Description of original award (Fiscal Year 2020, $892,313)
The Comprehensive Opioid, Stimulant, and Substance Abuse Program (COSSAP) was developed as part of the Comprehensive Addiction and Recovery Act (CARA) legislation. COSSAPs purpose is to provide financial and technical assistance to states, units of local government, and Indian tribal governments to develop, implement, or expand comprehensive efforts to identify, respond to, treat, and support those impacted by illicit opioids, stimulants, and other drugs of abuse.
The objective of Category 1 is to encourage and support the development of comprehensive, locally driven responses to opioids, stimulants, and other substances that expand access to supervision, treatment, and recovery support services across the criminal justice system; support law enforcement and other first responder diversion programs for nonviolent drug offenders; promote education and prevention activities; and address the needs of children impacted by substance abuse.
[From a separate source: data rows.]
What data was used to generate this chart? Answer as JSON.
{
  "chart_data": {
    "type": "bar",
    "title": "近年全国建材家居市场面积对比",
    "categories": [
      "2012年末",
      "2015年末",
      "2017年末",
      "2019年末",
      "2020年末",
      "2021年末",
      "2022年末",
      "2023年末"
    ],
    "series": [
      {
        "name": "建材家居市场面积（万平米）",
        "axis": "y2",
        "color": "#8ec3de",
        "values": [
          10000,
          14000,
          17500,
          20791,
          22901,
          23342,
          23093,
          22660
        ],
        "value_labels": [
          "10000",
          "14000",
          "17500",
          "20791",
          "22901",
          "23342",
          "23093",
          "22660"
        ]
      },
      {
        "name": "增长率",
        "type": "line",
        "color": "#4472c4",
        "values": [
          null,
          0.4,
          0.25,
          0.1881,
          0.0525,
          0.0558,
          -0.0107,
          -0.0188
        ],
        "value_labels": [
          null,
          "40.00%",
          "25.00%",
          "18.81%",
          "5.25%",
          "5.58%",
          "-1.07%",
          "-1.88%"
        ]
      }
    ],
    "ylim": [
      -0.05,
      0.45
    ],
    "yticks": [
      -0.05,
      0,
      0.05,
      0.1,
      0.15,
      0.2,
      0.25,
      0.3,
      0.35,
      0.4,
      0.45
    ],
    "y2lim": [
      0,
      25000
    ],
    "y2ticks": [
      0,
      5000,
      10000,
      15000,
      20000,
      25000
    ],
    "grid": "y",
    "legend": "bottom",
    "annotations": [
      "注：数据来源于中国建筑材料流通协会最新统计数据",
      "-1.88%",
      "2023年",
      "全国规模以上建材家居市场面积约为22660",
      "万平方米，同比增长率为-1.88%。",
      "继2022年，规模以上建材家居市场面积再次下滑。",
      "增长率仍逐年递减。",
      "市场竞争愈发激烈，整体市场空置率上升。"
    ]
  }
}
This project serves Sullivan County, Tennessee, population 157,668. The purpose of the project is to provide continued support, enhancement, and expansion of the COAP-funded initial pilot multidisciplinary overdose response team in Sullivan County. This project will build upon the existing coordinated multidisciplinary response, which includes law enforcement, behavioral health service providers (behavioral health liaisons), a full-time project coordinator, and two full-time peer specialists with one serving as a victim advocate (victim outreach specialist). The project broadens outreach and self-referral capacity to expand engagement with individuals seeking assistance with recovery and are determined to be at risk for overdose. The project includes partnerships between the case management team and law enforcement (Sullivan County Sheriffs Office, including jail staff, Bristol Police Department, Kingsport Police Department, drug task force, treatment partners (Frontier Health, Kingsport Family Recovery, Comprehensive Community Services, and Volunteer Behavioral Health), community support (Recovery Resources), and many others. Priority considerations addressed in this application include high rates of overdose deaths and the related high rate of primary treatment admissions for heroin or other opioids.